At the time that the calf died, 12 other calves presented with similar problems. They had a history of variable amounts of scours and poor growth. The calves’ ages ranged from 6 weeks to 4 months. Faeces were collected from 8 of the calves and blood from 3.
Blood (EDTA, Lithium Heparin), blood smears and hair were submitted for haematology, serology/ELISA, blood parasite examination and pestivirus virology respectively.
Haematology showed anisocytosis, microcytosis, macrocytosis, basophilic stippling, Howell-Jolly Bodies and white blood cell (WBC) autolysis. The haematocrit was 10%, which confirmed the suspicion of severe anaemia. The blood smear was negative for any blood parasites, which was interesting as the veterinary pathologist suggested the red blood cell changes may be consistent with Theileriosis.
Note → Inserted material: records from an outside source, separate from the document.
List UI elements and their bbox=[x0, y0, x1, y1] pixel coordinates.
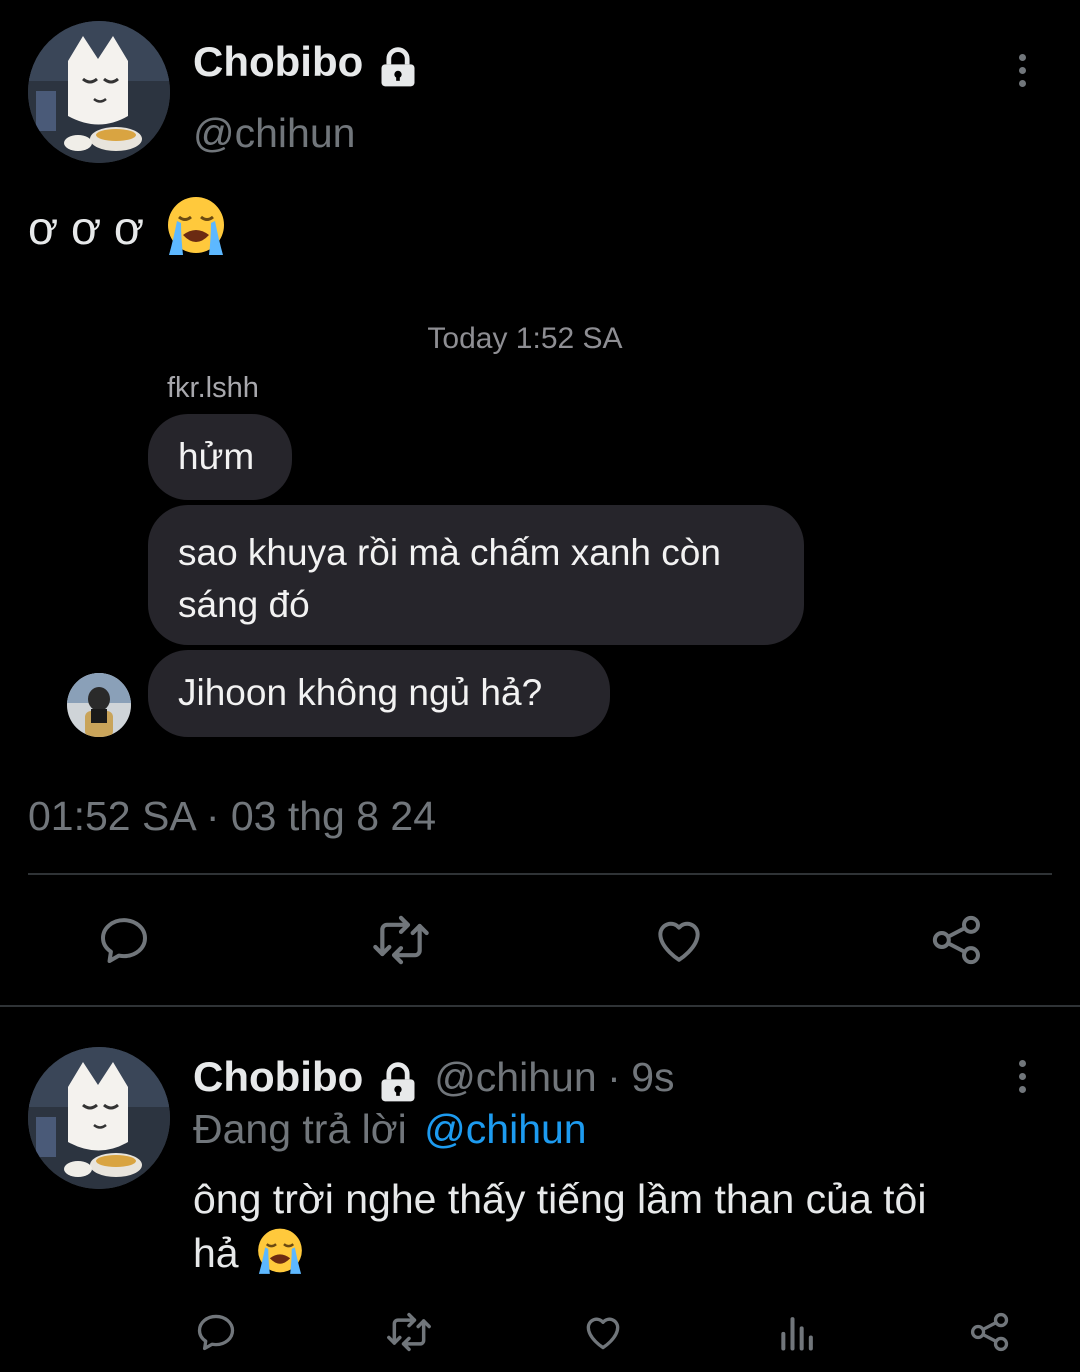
like-button[interactable] bbox=[651, 912, 707, 973]
reply-separator: · bbox=[607, 1054, 621, 1100]
tweet-timestamp[interactable]: 01:52 SA · 03 thg 8 24 bbox=[28, 793, 436, 840]
reply-text: ông trời nghe thấy tiếng lầm than của tô… bbox=[193, 1172, 926, 1280]
chat-time-header: Today 1:52 SA bbox=[0, 322, 1050, 356]
chat-bubble: hửm bbox=[148, 414, 292, 500]
chat-bubble-text: hửm bbox=[178, 436, 255, 477]
divider bbox=[28, 873, 1052, 875]
chat-time-text: Today 1:52 SA bbox=[427, 322, 623, 355]
loudly-crying-face-icon bbox=[258, 1228, 302, 1275]
retweet-icon bbox=[387, 1312, 431, 1352]
reply-text-line-2: hả bbox=[193, 1226, 926, 1280]
more-icon[interactable] bbox=[1012, 54, 1032, 87]
chat-sender-avatar bbox=[67, 673, 131, 737]
chat-bubble-text: Jihoon không ngủ hả? bbox=[178, 672, 543, 713]
reply-text-line: hả bbox=[193, 1230, 239, 1276]
chat-sender-name: fkr.lshh bbox=[167, 372, 259, 404]
replying-prefix: Đang trả lời bbox=[193, 1106, 407, 1152]
author-display-name[interactable]: Chobibo bbox=[193, 38, 363, 85]
share-icon bbox=[932, 915, 980, 965]
replying-to-link[interactable]: @chihun bbox=[424, 1106, 586, 1152]
reply-button[interactable] bbox=[194, 1310, 238, 1359]
reply-icon bbox=[101, 918, 147, 963]
like-button[interactable] bbox=[581, 1310, 625, 1359]
tweet-text: ơ ơ ơ bbox=[28, 202, 145, 254]
share-button[interactable] bbox=[968, 1310, 1012, 1359]
reply-text-line: ông trời nghe thấy tiếng lầm than của tô… bbox=[193, 1176, 927, 1222]
reply-handle[interactable]: @chihun bbox=[434, 1054, 596, 1100]
tweet-text-row: ơ ơ ơ bbox=[28, 196, 229, 260]
chat-bubble-text: sáng đó bbox=[178, 584, 310, 625]
reply-display-name[interactable]: Chobibo bbox=[193, 1053, 363, 1100]
more-icon[interactable] bbox=[1012, 1060, 1032, 1093]
retweet-button[interactable] bbox=[370, 912, 432, 973]
like-icon bbox=[586, 1317, 620, 1350]
reply-header-row: Chobibo @chihun · 9s bbox=[193, 1053, 675, 1105]
author-avatar[interactable] bbox=[28, 21, 170, 163]
reply-author-avatar[interactable] bbox=[28, 1047, 170, 1189]
lock-icon bbox=[381, 47, 415, 87]
reply-button[interactable] bbox=[96, 912, 152, 973]
replying-to-row: Đang trả lời @chihun bbox=[193, 1106, 587, 1153]
chat-bubble: Jihoon không ngủ hả? bbox=[148, 650, 610, 737]
views-icon bbox=[781, 1317, 813, 1351]
share-icon bbox=[970, 1312, 1009, 1352]
chat-bubble: sao khuya rồi mà chấm xanh còn sáng đó bbox=[148, 505, 804, 645]
author-name-row[interactable]: Chobibo bbox=[193, 38, 420, 90]
loudly-crying-face-icon bbox=[167, 196, 224, 255]
reply-age[interactable]: 9s bbox=[631, 1054, 674, 1100]
retweet-button[interactable] bbox=[385, 1310, 433, 1359]
like-icon bbox=[658, 921, 700, 962]
share-button[interactable] bbox=[929, 912, 985, 973]
divider bbox=[0, 1005, 1080, 1007]
author-handle[interactable]: @chihun bbox=[193, 110, 355, 157]
chat-bubble-text: sao khuya rồi mà chấm xanh còn bbox=[178, 532, 721, 573]
reply-icon bbox=[197, 1314, 235, 1351]
views-button[interactable] bbox=[776, 1310, 820, 1359]
retweet-icon bbox=[373, 915, 429, 965]
lock-icon bbox=[381, 1062, 415, 1102]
Serological testing for Leptospira spp. performed was negative. Antigen testing for pestivirus was also negative.
A liver Fluke ELISA was later undertaken and had an S/P Ratio value of 107, which was considered positive.
The results for the later group of calves were then obtained and the faecal worm counts were positive for heavy strongyle burdens in each of the calves.
Disease on this farm was diagnosed as helminthiasis and immature liver fluke infestation. Disease from liver fluke is not commonly reported in calves less than 4 months of age but is conceivable under the right conditions. There is a possibility that Theileria parasites also contributed to the clinical signs of the most severely affected calf that ultimately died.
The pathogeneses of both Fascioliasis and gastrointestinal worm burden on this farm are an interesting example of the Host-Pathogen-Environment (HPE) triad.
HPE is a pathological concept that acknowledges the relationship between the host, environment and pathogen in disease progression (Figure 1).
Essentially, the stronglye larvae and Fasciola metacercariae are heavily influenced by the environment, which in turn, increases their pathogenicity.
The specific factors that may have contributed to this case are as follows:
Environment:
Pathogen:
Host:
These factors all combined to form a serious problem for this producer. The producer should be advised to change the drenching regime based on worm egg count reduction testing, feed supplements that are high in energy and ideally move the cattle to higher ungrazed pastures immediately after drenching with an anthelmintic effective against both strongyle worms and fasciola.